I got Windows on the SAS drive but straight away noticed that if anything it was a lot SLOWER than my SATA drive. I downloaded and ran a drive speed tester "Bart's Stuff Test v5.1.4" and got the following results:

SAS Write Avg 46MB/s
SAS Read Avg 49MB/s

SATA Write Avg 124MB/s
SATA Read Avg 131MB/s

Is there a setting I can change to get better speeds on my SAS drive? I really don't understand why the SAS drive is so much slower, please help.
 
just tried bart's stuff test

my SSD read avg is about 50mb which is slower than my old 250GB hard drive lol

sorry that software is not very good. you need to try different benchmarking like atto, hd tach etc
 
Will try something else, but regardless of how bad it is, if there is a very noticeable speed difference between the two drives when booting then surely something is wrong?
 
What sort of drive is it?

A SAS connector doesn't necessarily mean that the drive will be fast. It could be anything from an old 7,200rpm near-line storage drive to a modern 15,000rpm performance drive.

Sustained transfer rates are almost completely irrelevant for an OS drive.

If it's a server drive the write cache could be disabled.

A server drive won’t necessarily make a good desktop drive. For the desktop the second generation 10,000rpm Raptors used to beat then then best of breed 15,000rpm server drives. Those same Raptors are now probably slower than a F3 in everything apart from seek speeds.
 
It's a 10k 72GB HP SAS drive (server I think because it came with the bracket for slotting it in) the model no is dg072a8b54

How do I enable the cache?

I'll try CrystalDiskMark and let you know the results.
 
Ok, I ran with all default settings and did the All test.
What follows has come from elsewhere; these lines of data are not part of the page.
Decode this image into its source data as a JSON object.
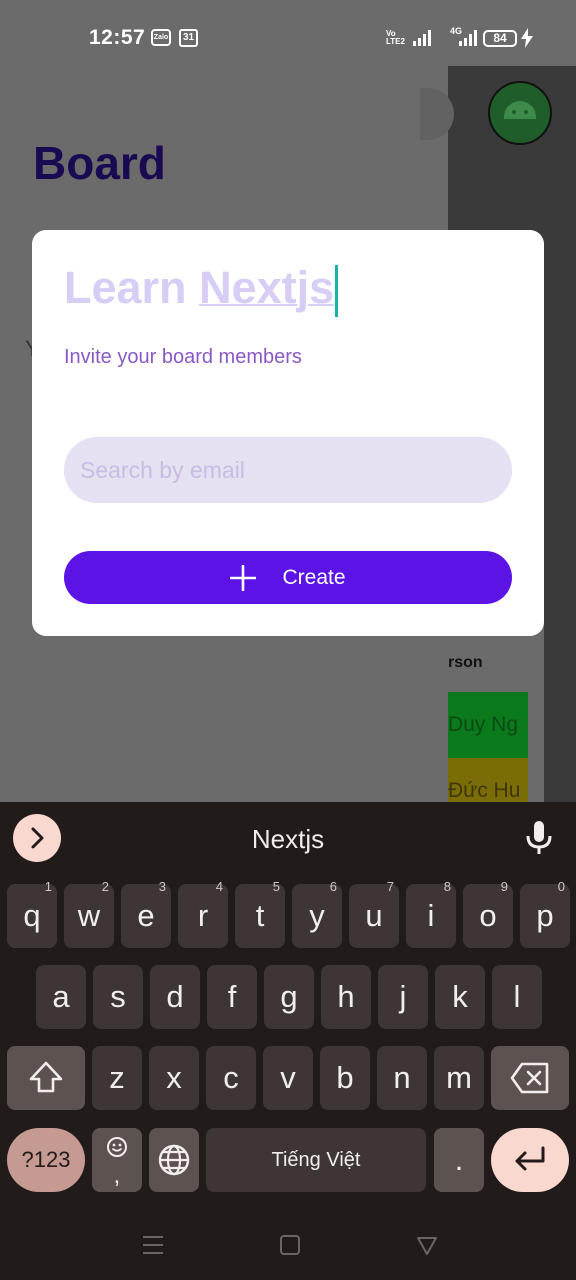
{
  "status_bar": {
    "time": "12:57",
    "zalo": "Zalo",
    "calendar_day": "31",
    "network_tag": "Vo LTE2",
    "network_type": "4G",
    "battery_level": "84"
  },
  "background": {
    "page_title": "Board",
    "partial_text": "Y",
    "column_header": "rson",
    "rows": [
      "Duy Ng",
      "Đức Hu"
    ]
  },
  "dialog": {
    "title_word1": "Learn",
    "title_word2": "Nextjs",
    "subtitle": "Invite your board members",
    "search_placeholder": "Search by email",
    "create_label": "Create"
  },
  "keyboard": {
    "suggestion": "Nextjs",
    "row1": [
      {
        "k": "q",
        "h": "1"
      },
      {
        "k": "w",
        "h": "2"
      },
      {
        "k": "e",
        "h": "3"
      },
      {
        "k": "r",
        "h": "4"
      },
      {
        "k": "t",
        "h": "5"
      },
      {
        "k": "y",
        "h": "6"
      },
      {
        "k": "u",
        "h": "7"
      },
      {
        "k": "i",
        "h": "8"
      },
      {
        "k": "o",
        "h": "9"
      },
      {
        "k": "p",
        "h": "0"
      }
    ],
    "row2": [
      "a",
      "s",
      "d",
      "f",
      "g",
      "h",
      "j",
      "k",
      "l"
    ],
    "row3": [
      "z",
      "x",
      "c",
      "v",
      "b",
      "n",
      "m"
    ],
    "symbols_label": "?123",
    "emoji_comma": ",",
    "space_label": "Tiếng Việt",
    "period": "."
  },
  "colors": {
    "accent": "#5b13e6",
    "title_faded": "#d8cdf4",
    "subtitle": "#8a58c7",
    "search_bg": "#e6e0f3",
    "keyboard_bg": "#211b1a",
    "key_bg": "#3e3634",
    "enter_bg": "#f9d8cf"
  },
  "icons": [
    "plus-icon",
    "chevron-right-icon",
    "microphone-icon",
    "shift-icon",
    "backspace-icon",
    "emoji-icon",
    "globe-icon",
    "enter-icon",
    "nav-menu-icon",
    "nav-home-icon",
    "nav-back-icon"
  ]
}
I ran the test twice on each drive.

Results for F3:

F3-1.png


F3-2.png


Results for SAS:

SAS-1.png


SAS-2.png
 
Seems normal. Your F3 has 500GB platters, your SAS one has maybe 2x36GB ones. That's terrible platter density so you get low sustained transfer writes, but notice how thanks to the rpm the smaller writes are quicker.

Even if you had the latest 15k SAS drive with bigger platters it wouldn't be that impressive on the desktop (relatively speaking) as the firmware is designed for high load.
You can't expect much over an F3 anyway, only real upgrade is an SSD. Velociraptors and SAS drives won't feel significantly faster and older ones slower.